After the self-indulgent train-wreck that was Full Frontal, Steven Soderbergh reunites with George Clooney, with whom he previously made Out of Sight and Ocean’s 11, his most pleasurable movies in my humble opinion. Once again, Soderbergh taps into Clooney’s considerable wit and charm to irresistible effect… but only for a few flashbacks. Clooney only gets to be easygoing for a small part of “Solaris”, otherwise most concerned with being a solemn adaptation of Stanislaw Lem’s novel, which had already been filmed in 1972 by Andrei Tarkovsky. The plot revolves around Chris Kelvin (Clooney), a psychologist still grieving for his late wife (Natascha McElhone) who is summoned by an old friend (Ulrich Tukur) to the mysterious planet Solaris, where strange phenomena have been happening. Indeed, soon after he arrives Kelvin finds himself face to face with his wife Rheya. Is this for real? Is she alive? Is she even human?

These are some of the questions “Solaris” explores but deliberately doesn’t quite answer, keeping things interestingly ambiguous. Soderbergh, acting as writer, director and cinematographer (under the pseudonym Peter Andrews) has made a very brainy, non-commercial film, for better or worse. I appreciated the sobriety with which the science-fiction elements are introduced, with the characters (and the film) taking all the cool design and innovations for granted instead of showing them off like expensive special effects. I also liked how Solaris itself is a protagonist (antagonist?), the electric purples and pinks of its surface ominously supervising events. Composer (and former Red Hot Chili Peppers drummer) Cliff Martinez also does a great job, his post-rock score perfectly heightening the dialogue-free sequences.
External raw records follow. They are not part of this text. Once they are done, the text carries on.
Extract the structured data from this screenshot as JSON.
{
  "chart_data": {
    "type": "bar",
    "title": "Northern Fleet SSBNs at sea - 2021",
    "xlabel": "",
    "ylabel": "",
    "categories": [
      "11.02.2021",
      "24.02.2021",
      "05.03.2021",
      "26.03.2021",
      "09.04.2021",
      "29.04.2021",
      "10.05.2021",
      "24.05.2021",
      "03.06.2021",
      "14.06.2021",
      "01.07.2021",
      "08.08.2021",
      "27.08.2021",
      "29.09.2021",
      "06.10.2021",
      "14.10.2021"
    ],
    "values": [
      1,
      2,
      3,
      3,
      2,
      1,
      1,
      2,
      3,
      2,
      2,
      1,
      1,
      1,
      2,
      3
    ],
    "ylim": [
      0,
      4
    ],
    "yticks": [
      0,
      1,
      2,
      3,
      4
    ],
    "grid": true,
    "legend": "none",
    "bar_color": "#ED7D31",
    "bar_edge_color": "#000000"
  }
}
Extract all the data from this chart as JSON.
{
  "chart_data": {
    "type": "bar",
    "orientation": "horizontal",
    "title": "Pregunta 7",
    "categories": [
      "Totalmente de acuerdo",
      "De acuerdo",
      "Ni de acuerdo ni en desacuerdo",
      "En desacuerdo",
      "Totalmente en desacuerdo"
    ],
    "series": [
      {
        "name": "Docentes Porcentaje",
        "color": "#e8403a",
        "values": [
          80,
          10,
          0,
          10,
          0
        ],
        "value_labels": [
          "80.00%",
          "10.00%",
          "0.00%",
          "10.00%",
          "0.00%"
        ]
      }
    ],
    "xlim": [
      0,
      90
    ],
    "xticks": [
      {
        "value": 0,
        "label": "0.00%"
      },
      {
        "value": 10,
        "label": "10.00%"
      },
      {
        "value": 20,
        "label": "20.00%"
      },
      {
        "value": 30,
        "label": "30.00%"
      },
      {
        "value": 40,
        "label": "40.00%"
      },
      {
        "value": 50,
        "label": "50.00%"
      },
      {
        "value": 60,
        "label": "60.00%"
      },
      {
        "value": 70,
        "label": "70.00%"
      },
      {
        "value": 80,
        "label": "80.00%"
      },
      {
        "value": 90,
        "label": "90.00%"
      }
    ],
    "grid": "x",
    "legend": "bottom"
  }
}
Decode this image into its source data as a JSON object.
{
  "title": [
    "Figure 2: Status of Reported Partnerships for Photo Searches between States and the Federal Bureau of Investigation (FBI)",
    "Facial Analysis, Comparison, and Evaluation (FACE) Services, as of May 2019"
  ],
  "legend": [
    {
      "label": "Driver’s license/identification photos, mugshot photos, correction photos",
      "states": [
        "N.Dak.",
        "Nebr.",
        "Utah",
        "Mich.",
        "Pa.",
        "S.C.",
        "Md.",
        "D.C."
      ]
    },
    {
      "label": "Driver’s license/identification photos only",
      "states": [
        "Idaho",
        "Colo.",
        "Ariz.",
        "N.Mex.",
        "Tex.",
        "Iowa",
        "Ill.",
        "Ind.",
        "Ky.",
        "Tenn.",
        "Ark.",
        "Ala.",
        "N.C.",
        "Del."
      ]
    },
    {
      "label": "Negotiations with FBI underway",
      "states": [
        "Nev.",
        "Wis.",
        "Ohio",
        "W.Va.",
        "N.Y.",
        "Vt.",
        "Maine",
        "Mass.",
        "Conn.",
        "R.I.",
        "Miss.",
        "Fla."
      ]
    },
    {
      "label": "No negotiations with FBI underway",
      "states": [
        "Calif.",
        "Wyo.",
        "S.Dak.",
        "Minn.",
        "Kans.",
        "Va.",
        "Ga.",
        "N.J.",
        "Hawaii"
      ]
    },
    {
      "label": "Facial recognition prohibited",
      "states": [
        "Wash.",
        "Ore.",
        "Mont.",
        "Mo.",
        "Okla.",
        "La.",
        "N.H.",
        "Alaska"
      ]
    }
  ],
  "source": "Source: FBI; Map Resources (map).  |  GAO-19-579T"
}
And then there’s the flashbacks to Chris and Rheya’s life together back on Earth, clearly the best thing in the film. Soderbergh and Clooney deliver another killer seduction scene as sexy and smart as the one with J-Lo in Out of Sight. I love how the sexual tension builds as Clooney and McElhone exchange looks, and we get priceless dialogue when he finally walks up to her:

Rheya- Don’t blow it.
Chris- (pause) You start.
Rheya- I already did…

Hot stuff, not to mention how charismatic they both are. The glimpses of their couplehood that follow are much affecting, form great sex and conversation to fights and growing distance up to Rheya’s tragic demise. I wish I could say that the rest of the film builds on this great stuff and offers a satisfying payoff, but it doesn’t. Rheya and Chris’s mind-boggling space reunion is anything but emotionally moving. It’s cold, and weird, and slow, and dark… That’s what the source material calls for, I get it, it’s supposed to be high-concept and philosophical and all that… But even on these grounds it doesn’t quite pan out. We could have certainly done without Jeremy Davies’ obnoxious stoner dude and Viola Davis’ oh-so-serious scientist, and the B-movie twists and superfluous voice-over of the third act certainly don’t help. There is a truly memorable love story somewhere in “Solaris”, unfortunately it’s buried under much 2001-ish pretensions.